QUOTE(Iceman74 @ May 7 2023, 03:51 PM)
So far no such luck. My business customer managed caught 1, semi-d for 1.2m but with conditions cash purchase cos need cash urgent.
You cannot compare those overhang properties to newly launched properties price.
Price suppress only when there is hard hit short term recession which normally not more than 2 years.
Ppl will forget this hard recession fast and first thing they look after this is roof over their head if they not yet owned it.
Properties price won't drop because of short term recession... they stagnant only
They will go up first once there is uptick in economy.
If buying for own use, don't speculate and buy when u think u can afford it.
For long term investment, price is secondary, location is first. Timing to buy is not relevant.

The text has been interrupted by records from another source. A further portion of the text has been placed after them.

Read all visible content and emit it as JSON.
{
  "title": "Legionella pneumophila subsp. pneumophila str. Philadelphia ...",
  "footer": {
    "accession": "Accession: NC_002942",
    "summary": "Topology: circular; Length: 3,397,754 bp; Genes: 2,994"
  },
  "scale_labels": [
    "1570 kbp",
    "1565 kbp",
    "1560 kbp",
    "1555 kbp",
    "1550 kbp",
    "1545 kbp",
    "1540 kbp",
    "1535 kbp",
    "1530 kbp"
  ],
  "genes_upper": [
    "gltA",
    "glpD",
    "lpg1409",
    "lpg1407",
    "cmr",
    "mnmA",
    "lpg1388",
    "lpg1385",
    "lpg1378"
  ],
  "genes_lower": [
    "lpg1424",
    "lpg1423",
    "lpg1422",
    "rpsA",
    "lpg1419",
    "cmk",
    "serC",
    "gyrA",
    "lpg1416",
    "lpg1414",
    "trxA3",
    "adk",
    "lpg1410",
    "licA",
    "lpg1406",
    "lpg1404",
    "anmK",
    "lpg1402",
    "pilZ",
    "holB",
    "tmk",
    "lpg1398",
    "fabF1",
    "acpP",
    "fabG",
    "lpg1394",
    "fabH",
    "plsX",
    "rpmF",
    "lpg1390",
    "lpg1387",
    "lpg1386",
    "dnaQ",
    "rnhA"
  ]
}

For me, when the market is good, just put your money else where - dividend paying stocks, EPF if you have above a million, ASM etc. When the market falls, then almost everyone will be thankful you are buying their properties at a discount.
To reiterate, I am never against buying properties. I am merely saying like all investment instruments, there will be ups and downs. Those who think it will always be up are either oblivious of market cycles or arrogant. They can be trapped when they buy a property at the all time high just before a crash/recession.
For example if you buy the Mirage by the Lake at 1m and now subsale 450 - 500k, yes they are right that in the long run it will go back to 1m and in some ways 'properties will only go up'. But why wanna be caught buying at the all time high and only break even 20 years later? 1 million can be worth a lot in 20 years if invested properly, but those who bought at ATH will be the bag holder until 20 years later, already lose to inflation.
My principle is never buy anything at all time high, you have more to lose than more to gain. Nothing to do with whether you have balls or not. So many people like to buy high sell low, maybe they use their balls to do their thinking.